Each week we will bring you a summary of what happened this week on our site, on Twitter, and in the wider world of civic data. Suggest stories on Twitter with #ThisWeekInData.
CityLab profiled a new report and map from the U.S. Department of Housing and Urban Development (HUD) that outlines areas in which the need for affordable housing is most dire. The report focuses on the sliver of the population with the “worst case needs”—renters who a) make at or below 50 percent of the area median income; b) do not get housing assistance; and c) pay more than half of their income on rent and/or live in physically unsafe or deficient housing. This category of renters grew by 8 percent between 2013 and 2015.
Also on the topic of affordable housing, San Jose is using its IBM Smarter Cities Challenge grant in order to address the city’s housing crisis. With technical support from IBM, officials will seek to develop a technology infrastructure that matches residents with the housing they need while ensuring that the existing rental stock is monitored and well maintained. Projects will include a rental unit registry that allows the city to track rentals governed under its rent control ordinance and a website that will guide prospective residents to affordable housing. Read more at StateScoop.
GCN highlighted efforts by Michigan State University to create a voluntary registry of all Flint residents exposed to lead-tainted water. The registry will be used to understand relationships between participant health and community interventions over a four-year period. With this information, the city will be able to better determine what interventions are effective.
Here on Data-Smart, Jonathon Jay reviewed New York City’s RxStat initiative to combat opioid abuse and devised his own analysis of datasets in other areas. RxStat convenes public health and public safety representatives in monthly meetings to review recent opioid data from a variety of sources, allowing the city to more effectively coordinate responses across agencies. Perhaps most importantly, this program has provided law enforcement access to mortality records, allowing the police department to target the types of drugs and users involved—a process other cities should emulate.
Also on Data-Smart, we published a transcript of Pittsburgh chief data officer (CDO) Laura Meixell’s presentation for the Civic Analytics Network’s webinar “The Power of Data Visualization in Cities.” Meixell outlines the development process for the city’s Burgh’s Eye View open data platform, a map that amasses all of the city’s location-based data. The platform has been an iterative and customer-based project for the city, starting as a tool for the police department and expanding to many other city agencies.
The United Nations’ Sustainable Development Solutions Network released the US Cities Sustainable Development Goals Index ranking the top 100 most populated cities in the U.S. based on their sustainability, Vice Impact reported. The Index includes 16 categories including health, economic stability, and social justice equality based on sustainable development goals agreed to by the U.S. and 192 other nations in 2015. As examples, Orlando, FL came in first for the clean water and sanitation category and Spokane, WA claimed first for affordable and clean energy.

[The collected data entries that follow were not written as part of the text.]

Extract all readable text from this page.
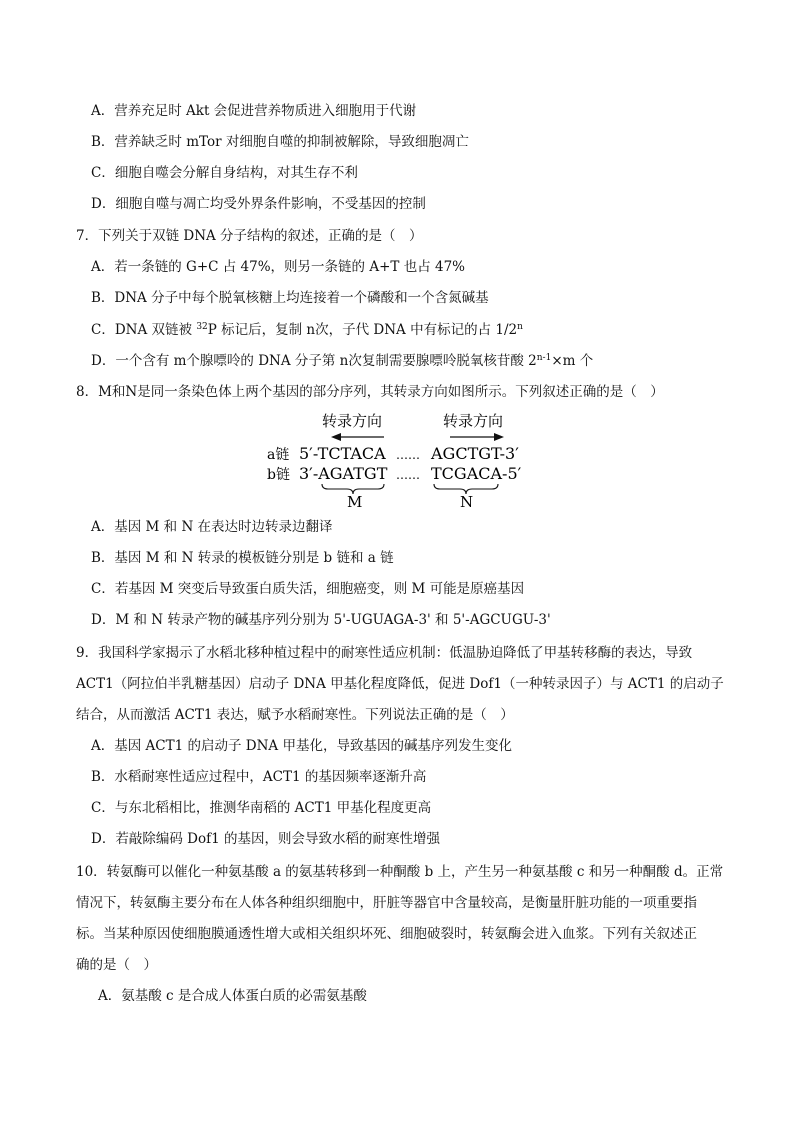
A．营养充足时 Akt 会促进营养物质进入细胞用于代谢
B．营养缺乏时 mTor 对细胞自噬的抑制被解除，导致细胞凋亡
C．细胞自噬会分解自身结构，对其生存不利
D．细胞自噬与凋亡均受外界条件影响，不受基因的控制
7．下列关于双链 DNA 分子结构的叙述，正确的是（　）
A．若一条链的 G+C 占 47%，则另一条链的 A+T 也占 47%
B．DNA 分子中每个脱氧核糖上均连接着一个磷酸和一个含氮碱基
C．DNA 双链被 $^{32}$P 标记后，复制 n次，子代 DNA 中有标记的占 1/2$^n$
D．一个含有 m个腺嘌呤的 DNA 分子第 n次复制需要腺嘌呤脱氧核苷酸 $2^{n-1}\times m$ 个
8．M和N是同一条染色体上两个基因的部分序列，其转录方向如图所示。下列叙述正确的是（　）
转录方向	转录方向
a链 5′-TCTACA …… AGCTGT-3′
b链 3′-AGATGT …… TCGACA-5′
M	N
A．基因 M 和 N 在表达时边转录边翻译
B．基因 M 和 N 转录的模板链分别是 b 链和 a 链
C．若基因 M 突变后导致蛋白质失活，细胞癌变，则 M 可能是原癌基因
D．M 和 N 转录产物的碱基序列分别为 5'-UGUAGA-3' 和 5'-AGCUGU-3'
9．我国科学家揭示了水稻北移种植过程中的耐寒性适应机制：低温胁迫降低了甲基转移酶的表达，导致
ACT1（阿拉伯半乳糖基因）启动子 DNA 甲基化程度降低，促进 Dof1（一种转录因子）与 ACT1 的启动子
结合，从而激活 ACT1 表达，赋予水稻耐寒性。下列说法正确的是（　）
A．基因 ACT1 的启动子 DNA 甲基化，导致基因的碱基序列发生变化
B．水稻耐寒性适应过程中，ACT1 的基因频率逐渐升高
C．与东北稻相比，推测华南稻的 ACT1 甲基化程度更高
D．若敲除编码 Dof1 的基因，则会导致水稻的耐寒性增强
10．转氨酶可以催化一种氨基酸 a 的氨基转移到一种酮酸 b 上，产生另一种氨基酸 c 和另一种酮酸 d。正常
情况下，转氨酶主要分布在人体各种组织细胞中，肝脏等器官中含量较高，是衡量肝脏功能的一项重要指
标。当某种原因使细胞膜通透性增大或相关组织坏死、细胞破裂时，转氨酶会进入血浆。下列有关叙述正
确的是（　）
A．氨基酸 c 是合成人体蛋白质的必需氨基酸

GovTech reported on a program called beyond.uptake, a six-month fellowship from Chicago data science company Uptake that includes training sessions on methodologies, cybersecurity, machine learning, agile development, data visualization and more. This program has helped train data scientists transitioning to a role within city government. By combining the vast resources of a private data science company with people who work in municipal or social groups, the fellowship brings much-needed technical capacity to organizations attempting to serve the public.

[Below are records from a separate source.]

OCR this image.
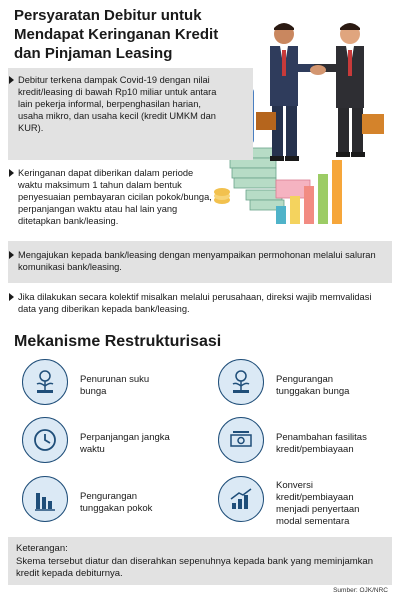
Persyaratan Debitur untuk Mendapat Keringanan Kredit dan Pinjaman Leasing
Debitur terkena dampak Covid-19 dengan nilai kredit/leasing di bawah Rp10 miliar untuk antara lain pekerja informal, berpenghasilan harian, usaha mikro, dan usaha kecil (kredit UMKM dan KUR).
Keringanan dapat diberikan dalam periode waktu maksimum 1 tahun dalam bentuk penyesuaian pembayaran cicilan pokok/bunga, perpanjangan waktu atau hal lain yang ditetapkan bank/leasing.
Mengajukan kepada bank/leasing dengan menyampaikan permohonan melalui saluran komunikasi bank/leasing.
Jika dilakukan secara kolektif misalkan melalui perusahaan, direksi wajib memvalidasi data yang diberikan kepada bank/leasing.
Mekanisme Restrukturisasi
Penurunan suku bunga
Pengurangan tunggakan bunga
Perpanjangan jangka waktu
Penambahan fasilitas kredit/pembiayaan
Pengurangan tunggakan pokok
Konversi kredit/pembiayaan menjadi penyertaan modal sementara
Keterangan:
Skema tersebut diatur dan diserahkan sepenuhnya kepada bank yang meminjamkan kredit kepada debiturnya.
Sumber: OJK/NRC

Nesta published a piece arguing that innovations like open data and artificial intelligence could greatly benefit philanthropic organizations in their fundraising efforts. The article calls for opening data to make philanthropic initiatives more accountable, using machine learning to analyze patterns in successful funding campaigns, using AI to more efficiently complete funding applications, and building common data repositories so that applicants can reuse data for grant applications.